1909 | Une grève à Couesnon, à Paris

Le 12 octobre 1909, le journal L’Humanité reproduit une déclaration de la Chambre syndicale CGT des ouvriers en instruments de musique de Paris dénonçant les bas salaires et les conditions de travail qui règnent dans les ateliers. Pour y remédier, elle revendique la conclusion d’une convention collective définissant des règles applicables à toute la corporation. Quelques semaines plus tard, face au refus patronal d’ouvrir des négociations, la grève éclate le 7 décembre à l’usine Couesnon et Cie.

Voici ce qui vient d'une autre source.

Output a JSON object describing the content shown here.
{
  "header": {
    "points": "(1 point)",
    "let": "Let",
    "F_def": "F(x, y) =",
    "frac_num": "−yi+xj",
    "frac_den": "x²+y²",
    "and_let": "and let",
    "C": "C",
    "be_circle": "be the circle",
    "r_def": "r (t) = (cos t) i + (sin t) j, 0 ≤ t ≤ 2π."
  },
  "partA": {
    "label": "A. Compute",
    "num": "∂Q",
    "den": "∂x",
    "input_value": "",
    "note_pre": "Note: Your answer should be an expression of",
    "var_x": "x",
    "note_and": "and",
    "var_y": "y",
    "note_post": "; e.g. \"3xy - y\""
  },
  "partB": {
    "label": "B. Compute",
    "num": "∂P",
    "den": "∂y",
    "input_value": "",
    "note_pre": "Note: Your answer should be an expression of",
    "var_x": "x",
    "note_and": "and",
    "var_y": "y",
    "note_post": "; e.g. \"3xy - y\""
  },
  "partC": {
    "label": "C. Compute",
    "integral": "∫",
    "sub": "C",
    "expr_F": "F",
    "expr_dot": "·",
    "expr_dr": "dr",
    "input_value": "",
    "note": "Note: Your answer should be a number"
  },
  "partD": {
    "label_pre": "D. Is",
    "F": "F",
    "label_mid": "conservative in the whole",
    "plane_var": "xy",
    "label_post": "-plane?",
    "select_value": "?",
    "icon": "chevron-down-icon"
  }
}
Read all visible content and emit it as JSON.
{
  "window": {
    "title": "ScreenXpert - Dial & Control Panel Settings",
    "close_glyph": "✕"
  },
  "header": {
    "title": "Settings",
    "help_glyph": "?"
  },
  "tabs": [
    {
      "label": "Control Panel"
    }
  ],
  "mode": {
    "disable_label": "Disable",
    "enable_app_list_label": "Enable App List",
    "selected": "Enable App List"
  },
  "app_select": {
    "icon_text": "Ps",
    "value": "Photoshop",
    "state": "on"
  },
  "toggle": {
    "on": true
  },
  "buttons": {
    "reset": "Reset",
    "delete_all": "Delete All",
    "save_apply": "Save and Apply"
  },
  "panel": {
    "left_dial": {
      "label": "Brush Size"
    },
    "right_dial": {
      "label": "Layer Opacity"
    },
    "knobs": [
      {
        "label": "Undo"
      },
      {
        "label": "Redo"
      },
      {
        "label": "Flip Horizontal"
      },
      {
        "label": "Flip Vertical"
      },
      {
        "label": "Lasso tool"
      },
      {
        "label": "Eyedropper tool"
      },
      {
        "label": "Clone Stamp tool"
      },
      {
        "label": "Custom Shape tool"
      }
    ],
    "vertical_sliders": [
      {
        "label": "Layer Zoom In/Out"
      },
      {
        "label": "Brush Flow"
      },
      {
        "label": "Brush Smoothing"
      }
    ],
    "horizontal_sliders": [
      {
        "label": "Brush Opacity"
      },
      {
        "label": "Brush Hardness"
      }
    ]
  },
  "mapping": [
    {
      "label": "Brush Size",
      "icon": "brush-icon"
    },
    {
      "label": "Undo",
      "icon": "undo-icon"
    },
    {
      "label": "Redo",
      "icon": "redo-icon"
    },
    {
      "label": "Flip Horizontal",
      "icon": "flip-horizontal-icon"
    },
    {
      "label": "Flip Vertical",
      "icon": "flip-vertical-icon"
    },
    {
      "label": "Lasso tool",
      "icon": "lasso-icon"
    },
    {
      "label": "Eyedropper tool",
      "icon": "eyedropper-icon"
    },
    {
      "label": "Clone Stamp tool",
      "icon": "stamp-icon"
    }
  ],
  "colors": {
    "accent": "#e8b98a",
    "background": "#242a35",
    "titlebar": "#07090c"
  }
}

Cette manufacture, construite en 1881 par l’entreprise Gautrot basée à Château-Thierry (Aisne), est située au 94 rue d’Angoulême dans le onzième arrondissement. Elle rassemble, sous sa grande halle métallique surmontée d’une verrière, une petite centaine d’ouvriers très qualifiés, ainsi qu’une machine à vapeur, dans un environnement de travail rationnalisé, mais peu mécanisé. Amédée Couesnon, député radical-socialiste de l’Aisne et dirigeant de cette entreprise florissante, se présente volontiers comme un philanthrope, « d’une sympathie sans égal » pour ses ouvriers.

Cela ne l’empêche pas de placarder à la porte des ateliers une affiche menaçant de licencier les grévistes. Par articles de presse interposés, Amédée Couesnon et Édouard Soffray, le secrétaire de la Chambre syndicale, polémiquent sur le niveau des salaires pratiqué ou le nombre de bénéficiaires réels de la retraite d’entreprise. Les fêtes de fin d’année n’entament pas la détermination des 170 grévistes, soit la quasi-totalité du personnel de l’usine. Le 18 janvier 1910, le travail reprend après six semaines de grève. Amédée Couesnon accorde une augmentation des salaires, mais refuse toujours de conclure une convention collective.

Cette « demi-victoire » des salariés de Couesnon n’est toutefois pas inutile, car elle fait des émules. Le 29 janvier 1910, la grève éclate chez Vion, rue du Château-Landon (10e arr.), Evette et Schaeffer, passage du Grand-Cerf (2e arr.) ou encore chez Sudre, boulevard de Rochechouart (18e arr.). La quasi-totalité des entreprises de la corporation acceptent finalement d’augmenter les salaires, sauf chez Besson-Fondère au 96 rue d’Angoulême et Millereau au numéro 66 de la même rue.

Ces grèves de l’hiver 1909-1910 constituent un temps fort de l’histoire des ouvriers en instruments de musique de Paris, en raison des augmentations de salaire obtenues, de la solidarité matérielle et morale qui s’est exprimée à cette occasion et du rejet de la politique paternaliste menée par de nombreux patrons de cette corporation.